36話 洋館 五
麗奈は背中を壁に預けたまま、ピクリとも動かなくなった。
魂を身体から飛ばしたのだろう。
「このお嬢さんは、魂を飛ばせるのじゃな。わしらはお嬢さんを見守らねばならん。部屋に入るぞ」
じいちゃんがドアを開けた。
元は金髪の女性の部屋だったのだろう。
女性用の部屋らしく、きれいな装飾が施されたベッドとドレッサーが置かれている。
しかし、この部屋には、禍々しい霊気が充満していた。
じいちゃんは、じっとベッドを見ている。
「じいちゃん、何か見えるのか?」
「ああ、低級霊たちが、女の霊の腕や足を掴んで離そうとしない。お嬢さんが、女の霊と対面して話を聞いているようじゃ。それにしても、大したお嬢さんじゃの」
じいちゃん、そんな悠長なことでいいのか?
俺は麗奈のことが心配になった。
「おや、話しが終わったようじゃ」
じいちゃんの言葉通りに、麗奈が魂を身体に戻して、部屋の中に入って来た。
「あの女性から話を聞きました。お父さんはアメリカ人でお母さんは日本人のハーフだそうです。もともと都会に住んでいたけど、病気になってしまったので、療養のために、この洋館を建てて家族で引っ越してきたそうです。残念ながら病気は治らず、長い療養生活の末に死んでしまったと話してくれました。だけど、何故か亡くなる前から霊に憑かれてしまって、亡くなった後も離れてくれず、この家から出れなくなったそうです。霊から解放して欲しいって言ってました」
「そうか……、病気で弱った心に低級霊が憑け入ったのだろう。女の霊は救いを求めていたのじゃな」
じいちゃんから温和な表情は消え、鋭い視線を俺に向けた。
「卓弥、わしが低級霊たちを引きはがすから、お前は不動明王慈救呪で悪霊払いを、わしは光明真言で、女の霊の成仏を促そう。
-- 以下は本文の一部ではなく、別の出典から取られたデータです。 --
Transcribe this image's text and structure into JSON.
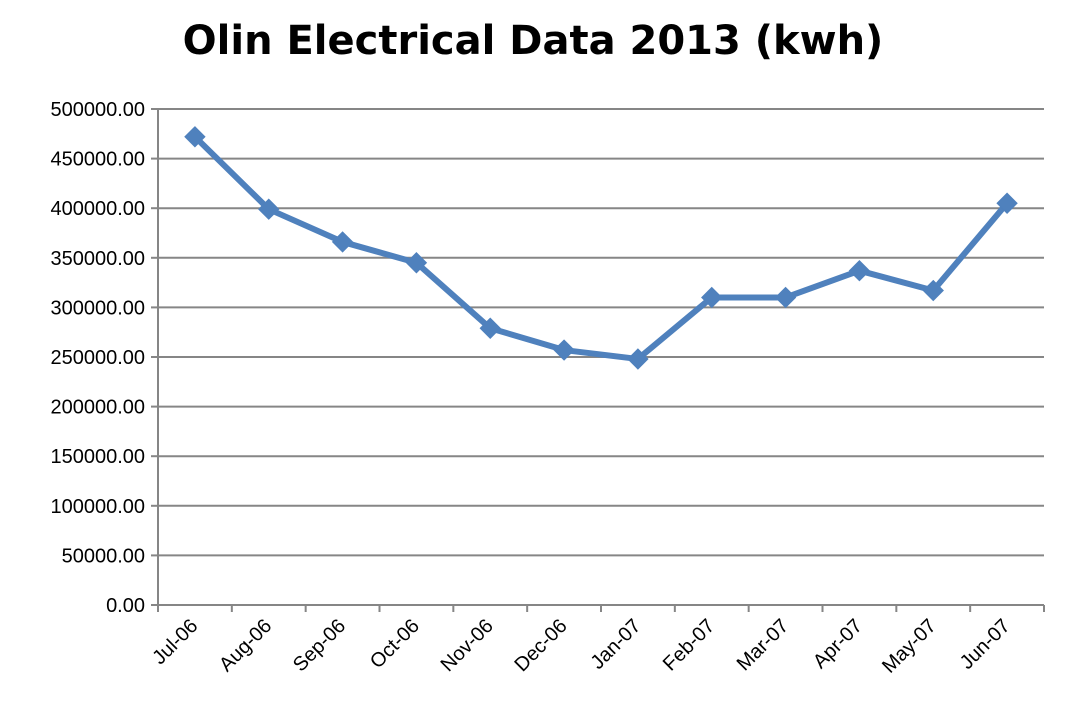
{
  "chart_data": {
    "type": "line",
    "title": "Olin Electrical Data 2013 (kwh)",
    "xlabel": "",
    "ylabel": "",
    "categories": [
      "Jul-06",
      "Aug-06",
      "Sep-06",
      "Oct-06",
      "Nov-06",
      "Dec-06",
      "Jan-07",
      "Feb-07",
      "Mar-07",
      "Apr-07",
      "May-07",
      "Jun-07"
    ],
    "series": [
      {
        "values": [
          472000,
          399000,
          366000,
          345000,
          279000,
          257000,
          248000,
          310000,
          310000,
          337000,
          317000,
          405000
        ],
        "color": "#4F81BD",
        "marker": "diamond"
      }
    ],
    "ylim": [
      0,
      500000
    ],
    "yticks": [
      "0.00",
      "50000.00",
      "100000.00",
      "150000.00",
      "200000.00",
      "250000.00",
      "300000.00",
      "350000.00",
      "400000.00",
      "450000.00",
      "500000.00"
    ],
    "grid": true,
    "legend": "none"
  }
}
いざ!」
「ノウマク サマンダバザラダンセンダマカロシャダソワタヤウンタラタカンマン……」
俺とじいちゃんは除霊の呪文を唱えた。
じいちゃんから発せられる呪文が部屋の中に渦を作り、低級霊の邪気めがけて攻撃を開始した。
久しぶりにじいちゃんの除霊術を見たが、やっぱりすごい。
俺とは桁が違う。
俺はじいちゃんに負けないように、必死になって呪文を唱えた。
じいちゃんの呪文が変わった。成功すれば、女の霊は成仏できるはず……。
さっきまでの禍々しい霊気は消え、部屋の中に澄み切った気が流れた。
除霊は成功したのだ。
「あの女の人……、嬉しそうに微笑んで消えてきました」
麗奈が、じっと宙を見つめたまま言った。
「そうか……、ずっと縛られたままで苦しかったのだろうな」
じいちゃんも、麗奈と同じ宙を見ている。
一階に戻ると、春子の調子が元に戻ったようで、真っ青な顔色が平常に戻っていた。
「ここの低級霊たちは、散歩に来た人間に憑いて悪さをしていたのだろう。それにしても、前回入った時に、二階に上がっておったら、もっと早く女の霊を解放してやれたかもしれんかった。可哀そうなことをしてしまったわい。さあ、帰ろう」
帰り道、俺は、もっともっと修業をして、じいちゃんみたいになりたいと思った。